Scampia

Movida violenta a Napoli: i residenti protestano

Dopo innumerevoli episodi di violenza nel quartiere Chiaia – tra i quali il più recente, quello del 21enne ferito da un colpo di pistola – i residenti hanno deciso di protestare e far sentire la propria voce affinché il week end non sia più sinonimo di pericolo, degrado e rumore fino alle prime luci dell’alba.

Spari, alcool e baby gang a Chiaia: parlano i residenti

La Repubblica ha intervistato alcuni degli abitanti del quartiere subito dopo aver appreso del colpo di arma da fuoco partito in Vico Belledonne, una notizia che non sembra averli poi tanto sorpreso: “Hanno sparato contro un ragazzo? Prima o poi doveva accadere“, ha dichiarato Federico, che dice di dormire con i tappi alle orecchie ormai da anni.

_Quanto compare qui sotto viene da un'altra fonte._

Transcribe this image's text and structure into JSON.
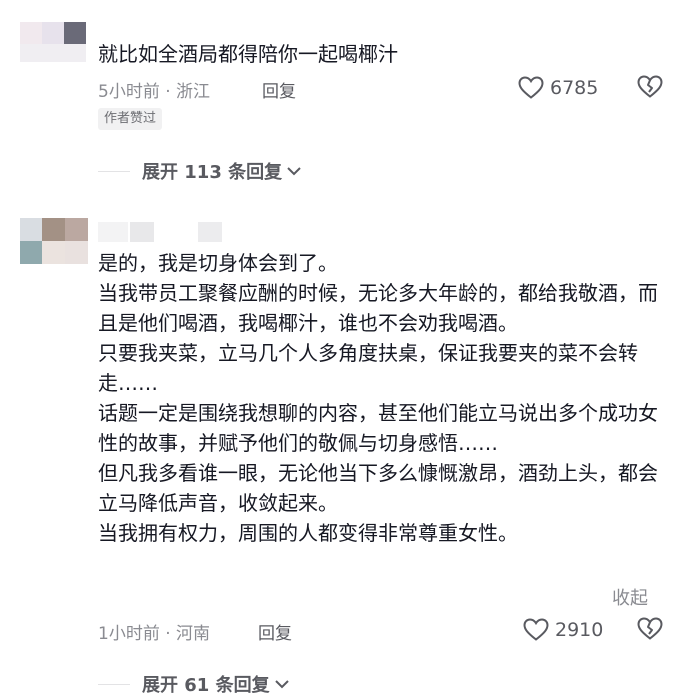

Potrebbe succedere ogni sera – ha aggiunto Giancarlo – qui tra spaccio di droga e somministrazione fino a notte di alcool non possiamo più resistereAttaccano con la musica in strada a tutto volume fin dalle 19,30 e tirano fino a tardi.” Molti, come lui, vedono nella concentrazione di locali e baretti la causa scatenante del caos notturno, ma anche nella difficoltà nel far intervenire concretamente le forze dell’ordine: “Ho chiamato i vigili, mi hanno detto che per poter intervenire devo andare a presentare una denuncia scritta “.

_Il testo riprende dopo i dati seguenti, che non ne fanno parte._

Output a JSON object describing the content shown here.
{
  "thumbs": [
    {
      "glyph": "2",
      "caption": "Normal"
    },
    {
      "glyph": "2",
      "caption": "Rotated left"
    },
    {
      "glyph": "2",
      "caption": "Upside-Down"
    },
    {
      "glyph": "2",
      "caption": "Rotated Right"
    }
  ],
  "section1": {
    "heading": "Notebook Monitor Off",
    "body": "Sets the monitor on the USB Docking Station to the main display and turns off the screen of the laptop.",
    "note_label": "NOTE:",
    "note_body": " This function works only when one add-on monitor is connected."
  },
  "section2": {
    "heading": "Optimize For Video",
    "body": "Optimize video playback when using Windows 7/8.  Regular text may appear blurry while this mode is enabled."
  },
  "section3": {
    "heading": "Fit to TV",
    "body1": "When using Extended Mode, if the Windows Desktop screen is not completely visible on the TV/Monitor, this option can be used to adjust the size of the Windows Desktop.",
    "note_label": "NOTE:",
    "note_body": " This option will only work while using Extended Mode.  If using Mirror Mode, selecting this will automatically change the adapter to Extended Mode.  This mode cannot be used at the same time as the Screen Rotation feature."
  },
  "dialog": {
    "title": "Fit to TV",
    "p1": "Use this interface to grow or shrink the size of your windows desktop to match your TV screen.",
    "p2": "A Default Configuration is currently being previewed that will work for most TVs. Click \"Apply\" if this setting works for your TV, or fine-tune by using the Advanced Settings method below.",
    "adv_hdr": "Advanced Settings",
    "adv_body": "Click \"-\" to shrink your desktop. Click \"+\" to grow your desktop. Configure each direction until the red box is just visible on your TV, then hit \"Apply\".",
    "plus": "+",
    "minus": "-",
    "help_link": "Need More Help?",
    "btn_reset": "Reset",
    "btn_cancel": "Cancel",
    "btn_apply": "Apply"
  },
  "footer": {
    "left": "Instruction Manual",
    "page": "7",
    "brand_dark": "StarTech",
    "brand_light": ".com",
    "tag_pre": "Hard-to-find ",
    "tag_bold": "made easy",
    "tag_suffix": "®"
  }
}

Il presidente del comitato dei residenti “Chiaia viva e vivibile” Caterina Rodinò spera in una soluzione condivisa con le istituzioni: “Il problema è che queste strade sono frequentate non solo da chi va a prendere un aperitivo, ma anche da baby gang e violenti, lo dimostrano gli episodi che si ripetono. I condomini si sono affidati a vigilanze private notturne per la paura.”

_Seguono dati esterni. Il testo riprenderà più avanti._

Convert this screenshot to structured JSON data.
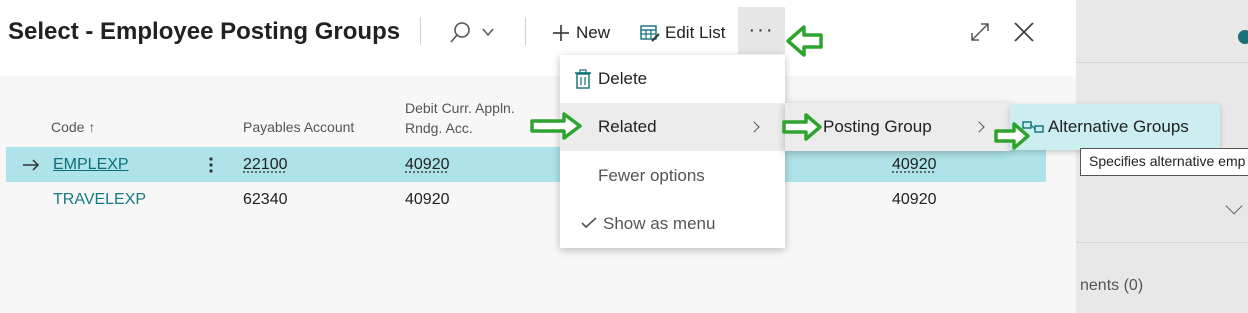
{
  "dialog": {
    "title": "Select - Employee Posting Groups",
    "toolbar": {
      "search_icon": "search-icon",
      "new_label": "New",
      "edit_list_label": "Edit List",
      "more_label": "···"
    }
  },
  "columns": {
    "code": "Code",
    "code_sort": "↑",
    "payables": "Payables Account",
    "debit_line1": "Debit Curr. Appln.",
    "debit_line2": "Rndg. Acc."
  },
  "rows": [
    {
      "code": "EMPLEXP",
      "payables": "22100",
      "debit": "40920",
      "extra": "40920",
      "selected": true
    },
    {
      "code": "TRAVELEXP",
      "payables": "62340",
      "debit": "40920",
      "extra": "40920",
      "selected": false
    }
  ],
  "more_menu": {
    "items": [
      {
        "label": "Delete",
        "icon": "trash-icon"
      },
      {
        "label": "Related",
        "icon": "chevron-right-icon",
        "highlighted": true
      },
      {
        "label": "Fewer options"
      },
      {
        "label": "Show as menu",
        "icon": "check-icon"
      }
    ]
  },
  "related_menu": {
    "items": [
      {
        "label": "Posting Group",
        "icon": "chevron-right-icon"
      }
    ]
  },
  "posting_group_menu": {
    "items": [
      {
        "label": "Alternative Groups",
        "icon": "alternative-groups-icon"
      }
    ]
  },
  "tooltip": {
    "text": "Specifies alternative emp"
  },
  "background": {
    "attachments_fragment": "nents (0)"
  },
  "colors": {
    "accent": "#167a84",
    "selected_row": "#aee4e9",
    "annotation_arrow": "#2ea42e"
  }
}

Filippo Boccoli, invece, presidente del “comitato baretti doc”, ha voluto dire la sua ed evitare che fossero i gestori dei locali a diventare i capri espriatori di questa allarmante situazione: “La verità è che a Napoli, come in altre metropoli del mondo, ci sono classi sociali che escono la sera per provocare e fare danni. A mio avviso il problema non si risolve chiudendo tutto, mettendo a rischio, tra l’altro, il posto di lavoro di 5mila persone“. Anche Boccoli è favorevole a soluzioni condivise con residenti e istituzioni: “Bisogna lavorare per combattere chi inquina il meccanismo. Noi abbiamo già proposto la chiusura dei locali alle 3 di notte e abbiamo fatto di tutto perché la zona fosse meglio presidiata. Se poi ci sono delinquenti o figli di delinquenti che la sera escono di casa per creare panico, che colpa ne possono avere i gestori di attività commerciali? E come si può pretendere che le forze dell’ordine riescano a prevenire questi comportamenti?“.